У этой женщины были красивые и крепкие ноги, и рука моя впервые коснулась женской ноги… И я не пошел слушать Моцарта…
Эта чужая женщина повела меня по незнакомым улицам моего города, незнакомым тупикам моих улиц, незнакомыми двориками моих домов.
Я пошел за нею, потому что она пробудила во мне вожделение и пробудила сострадание. Но я мучительно вопрошал себя: пожалел ли я ее вначале, а потом — пожелал, или же наоборот: вначале пожепал и лишь после — пожалел, а может, мною овладел сплав двух этих чувств?.. Насколько помню, в те дни я бился над вопросом, кто же из нас был виноват в большей мере — она, ее голодные дети или же я?.. Она ли, совратившая меня, голодные ли детишки, толкнувшие мать на грех, или же я, пожалевший и пожелавший ее?..
Беспощадный к себе, я долго исследовал мотивы своего грехопадения, пока, наконец, не убедился, что вначале я все-таки пожалел и лишь потом — пожелал. И я был спокоен, ибо тебе это было хорошо известно.
Вскоре эта женщина исчезла и более не появлялась, но оторваться от улицы я уже не смог. Насвистывая Моцарта, я бродил по ночному городу, и каждый предмет, будь то дерево или столб, в темноте представлялся моему воображению женщиной, и я спешил к нему.
В те дни я дотошно докапывался до причины каждого влечения. Я не был грешником, и ты знал это… Но остальным я не мог этого разъяснить, для них не существовало внутренних подробностей…

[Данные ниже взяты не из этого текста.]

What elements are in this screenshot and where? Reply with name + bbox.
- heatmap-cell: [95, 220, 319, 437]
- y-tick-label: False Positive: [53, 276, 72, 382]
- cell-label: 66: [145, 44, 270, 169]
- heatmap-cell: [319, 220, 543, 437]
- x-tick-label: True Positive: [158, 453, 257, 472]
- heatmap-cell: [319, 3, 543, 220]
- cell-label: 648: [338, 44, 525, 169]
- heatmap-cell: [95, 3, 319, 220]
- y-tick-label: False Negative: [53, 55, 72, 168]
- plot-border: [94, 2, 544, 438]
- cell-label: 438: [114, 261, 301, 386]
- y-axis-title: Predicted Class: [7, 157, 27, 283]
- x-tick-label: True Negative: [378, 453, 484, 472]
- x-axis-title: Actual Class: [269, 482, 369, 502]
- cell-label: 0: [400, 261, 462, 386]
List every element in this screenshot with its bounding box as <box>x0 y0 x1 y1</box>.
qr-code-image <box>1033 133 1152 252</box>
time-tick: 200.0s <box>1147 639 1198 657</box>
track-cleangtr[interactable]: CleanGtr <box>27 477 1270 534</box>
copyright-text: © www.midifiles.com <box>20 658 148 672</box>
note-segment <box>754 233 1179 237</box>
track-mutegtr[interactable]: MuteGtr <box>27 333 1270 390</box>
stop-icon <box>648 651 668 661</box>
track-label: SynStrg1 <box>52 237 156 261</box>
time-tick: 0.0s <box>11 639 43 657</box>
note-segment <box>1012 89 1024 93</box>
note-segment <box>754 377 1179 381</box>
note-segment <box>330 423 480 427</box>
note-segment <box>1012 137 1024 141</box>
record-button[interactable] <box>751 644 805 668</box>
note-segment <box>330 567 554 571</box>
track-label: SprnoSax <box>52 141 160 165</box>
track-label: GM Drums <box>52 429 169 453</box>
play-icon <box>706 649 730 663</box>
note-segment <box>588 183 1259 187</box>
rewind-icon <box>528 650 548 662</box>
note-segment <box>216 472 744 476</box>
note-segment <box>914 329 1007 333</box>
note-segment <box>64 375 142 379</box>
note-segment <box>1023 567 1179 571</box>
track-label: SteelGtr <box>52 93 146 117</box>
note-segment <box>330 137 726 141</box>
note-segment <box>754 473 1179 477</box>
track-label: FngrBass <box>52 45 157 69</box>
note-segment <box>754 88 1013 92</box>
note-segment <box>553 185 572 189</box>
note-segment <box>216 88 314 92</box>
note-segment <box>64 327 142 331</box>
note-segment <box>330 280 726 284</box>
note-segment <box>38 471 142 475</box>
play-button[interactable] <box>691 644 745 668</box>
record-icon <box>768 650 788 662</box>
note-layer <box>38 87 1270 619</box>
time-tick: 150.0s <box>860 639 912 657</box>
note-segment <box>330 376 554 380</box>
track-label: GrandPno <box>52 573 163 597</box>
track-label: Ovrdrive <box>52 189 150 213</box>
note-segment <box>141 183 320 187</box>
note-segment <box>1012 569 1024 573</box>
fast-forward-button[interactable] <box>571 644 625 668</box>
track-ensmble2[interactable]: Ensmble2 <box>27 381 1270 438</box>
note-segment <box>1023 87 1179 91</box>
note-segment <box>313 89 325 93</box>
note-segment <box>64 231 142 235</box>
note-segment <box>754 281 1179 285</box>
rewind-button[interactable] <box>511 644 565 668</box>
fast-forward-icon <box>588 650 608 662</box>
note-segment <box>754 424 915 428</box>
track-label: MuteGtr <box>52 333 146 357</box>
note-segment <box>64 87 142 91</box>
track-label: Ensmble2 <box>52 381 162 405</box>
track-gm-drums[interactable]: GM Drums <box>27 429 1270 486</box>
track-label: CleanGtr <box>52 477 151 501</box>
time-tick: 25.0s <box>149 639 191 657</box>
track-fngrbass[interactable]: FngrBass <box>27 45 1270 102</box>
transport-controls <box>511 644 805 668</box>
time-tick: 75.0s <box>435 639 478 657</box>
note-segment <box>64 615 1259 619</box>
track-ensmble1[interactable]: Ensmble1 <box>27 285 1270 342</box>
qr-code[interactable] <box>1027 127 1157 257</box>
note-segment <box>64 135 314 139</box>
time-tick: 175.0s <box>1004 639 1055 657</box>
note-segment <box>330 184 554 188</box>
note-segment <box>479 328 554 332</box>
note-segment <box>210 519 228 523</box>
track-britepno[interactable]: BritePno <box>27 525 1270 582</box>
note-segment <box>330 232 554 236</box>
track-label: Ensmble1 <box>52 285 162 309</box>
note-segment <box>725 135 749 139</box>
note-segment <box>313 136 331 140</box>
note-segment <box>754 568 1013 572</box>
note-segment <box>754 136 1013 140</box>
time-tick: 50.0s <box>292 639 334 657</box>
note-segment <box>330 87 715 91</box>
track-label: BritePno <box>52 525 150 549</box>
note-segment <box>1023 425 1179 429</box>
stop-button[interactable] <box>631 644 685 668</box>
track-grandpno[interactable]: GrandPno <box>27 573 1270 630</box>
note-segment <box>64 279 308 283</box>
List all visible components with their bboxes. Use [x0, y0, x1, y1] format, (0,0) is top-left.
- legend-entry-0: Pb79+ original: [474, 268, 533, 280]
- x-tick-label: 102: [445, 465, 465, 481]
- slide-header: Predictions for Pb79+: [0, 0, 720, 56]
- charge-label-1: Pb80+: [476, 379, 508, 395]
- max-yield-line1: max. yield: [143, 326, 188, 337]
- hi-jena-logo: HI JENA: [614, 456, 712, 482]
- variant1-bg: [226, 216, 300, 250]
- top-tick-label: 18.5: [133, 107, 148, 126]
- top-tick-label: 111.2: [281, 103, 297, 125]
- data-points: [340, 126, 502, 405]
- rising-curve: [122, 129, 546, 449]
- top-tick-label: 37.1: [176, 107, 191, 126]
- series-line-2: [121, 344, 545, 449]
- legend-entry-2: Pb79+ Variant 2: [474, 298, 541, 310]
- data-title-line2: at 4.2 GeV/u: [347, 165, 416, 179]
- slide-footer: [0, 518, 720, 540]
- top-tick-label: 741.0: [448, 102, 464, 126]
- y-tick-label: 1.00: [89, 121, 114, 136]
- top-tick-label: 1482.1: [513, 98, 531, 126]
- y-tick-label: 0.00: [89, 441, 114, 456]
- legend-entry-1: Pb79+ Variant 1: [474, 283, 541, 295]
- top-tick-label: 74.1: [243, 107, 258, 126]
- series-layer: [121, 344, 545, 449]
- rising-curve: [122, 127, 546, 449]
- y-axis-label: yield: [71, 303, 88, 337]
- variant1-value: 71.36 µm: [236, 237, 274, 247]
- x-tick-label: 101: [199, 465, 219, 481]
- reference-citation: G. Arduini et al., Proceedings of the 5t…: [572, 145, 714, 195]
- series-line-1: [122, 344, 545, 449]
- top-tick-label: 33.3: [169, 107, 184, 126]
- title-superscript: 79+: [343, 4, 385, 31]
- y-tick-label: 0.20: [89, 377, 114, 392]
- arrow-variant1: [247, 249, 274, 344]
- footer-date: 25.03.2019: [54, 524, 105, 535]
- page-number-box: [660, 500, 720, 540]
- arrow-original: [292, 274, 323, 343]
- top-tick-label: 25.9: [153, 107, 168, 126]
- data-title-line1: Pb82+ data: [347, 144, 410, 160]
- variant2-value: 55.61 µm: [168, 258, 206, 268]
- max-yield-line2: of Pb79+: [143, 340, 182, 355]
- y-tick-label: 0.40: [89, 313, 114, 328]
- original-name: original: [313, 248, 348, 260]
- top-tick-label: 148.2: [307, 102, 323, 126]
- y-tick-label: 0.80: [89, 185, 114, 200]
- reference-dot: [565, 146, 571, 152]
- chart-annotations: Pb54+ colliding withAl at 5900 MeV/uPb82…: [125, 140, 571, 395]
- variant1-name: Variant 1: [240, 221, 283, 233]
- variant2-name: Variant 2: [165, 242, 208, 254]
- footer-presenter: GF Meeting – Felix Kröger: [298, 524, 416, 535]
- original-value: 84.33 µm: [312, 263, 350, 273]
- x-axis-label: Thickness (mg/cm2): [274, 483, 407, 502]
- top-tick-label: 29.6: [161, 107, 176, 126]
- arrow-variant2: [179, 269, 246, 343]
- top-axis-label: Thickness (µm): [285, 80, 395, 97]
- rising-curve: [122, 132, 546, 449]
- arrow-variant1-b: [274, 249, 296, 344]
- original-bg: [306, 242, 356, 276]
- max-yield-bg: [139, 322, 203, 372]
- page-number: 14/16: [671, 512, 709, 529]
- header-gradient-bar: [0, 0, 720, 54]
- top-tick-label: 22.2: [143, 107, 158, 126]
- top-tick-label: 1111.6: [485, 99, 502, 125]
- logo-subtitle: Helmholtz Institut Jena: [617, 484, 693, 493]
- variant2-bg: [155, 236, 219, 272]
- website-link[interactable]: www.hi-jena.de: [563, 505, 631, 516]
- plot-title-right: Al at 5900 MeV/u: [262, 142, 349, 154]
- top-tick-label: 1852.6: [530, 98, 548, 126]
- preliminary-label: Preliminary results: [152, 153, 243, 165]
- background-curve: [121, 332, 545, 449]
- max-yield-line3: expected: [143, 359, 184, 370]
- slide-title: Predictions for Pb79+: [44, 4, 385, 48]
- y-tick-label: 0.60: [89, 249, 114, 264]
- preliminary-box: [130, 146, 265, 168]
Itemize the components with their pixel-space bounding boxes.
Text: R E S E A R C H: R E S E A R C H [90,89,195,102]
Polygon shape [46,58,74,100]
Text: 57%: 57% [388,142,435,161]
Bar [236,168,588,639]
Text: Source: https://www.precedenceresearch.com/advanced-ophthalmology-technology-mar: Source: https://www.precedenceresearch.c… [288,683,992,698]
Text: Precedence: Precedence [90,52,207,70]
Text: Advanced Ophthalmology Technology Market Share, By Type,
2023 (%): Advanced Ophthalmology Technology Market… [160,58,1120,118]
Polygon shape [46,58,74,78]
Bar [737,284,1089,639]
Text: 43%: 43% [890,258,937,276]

А с улицы до тюрьмы рукой подать.
Я оказался в чудесной тюрьме нашего города, а впоследствии побывал и во многих других провинциальных тюрьмах. Я выкладывал тебе все и был спокоен, ты же знал все подробности. Тюрьмы были внешней стороной, мое же поведение — внутренней, у которой не было подробностей. Все вокруг заботились о внешней стороне, которая была позади, меня же занимало лишь сплетенье сокровенных истин — то подлинное, что было известно лишь тебе, и я был спокоен.
В тюрьмах, среди мошенников и бандитов, негодяев и лжецов, меня избивали и наказывали за избиение, предавали и наказывали за предательство, заставляли работать за себя и выставляли лентяем, съедали мою порцию и били меня за то, что я съел чужую; эти люди ненавидели улыбаясь и называли ненавистью мою угрюмую любовь. И внешне все это выглядело правдоподобным, ибо я не был знаком с механикой лжи. Только ты мог узреть гармоничную справедливость на такой глубине, под изуродованной и падшей, погрязшей во грехе наружностью…
Исповедник пристально глядел на меня. И хоть это сейчас не имело значения, я все же спросил:
— Ну скажи, ты же все знал и понимал…
Исповедник встревоженно посмотрел на меня, потом опустил голову и стал рассматривать носки ботинок, попытался улыбнуться, а затем снова поднял на меня незрячий взгляд и, отрицательно покачав головой, побрел в сторону редеющего облака пыли…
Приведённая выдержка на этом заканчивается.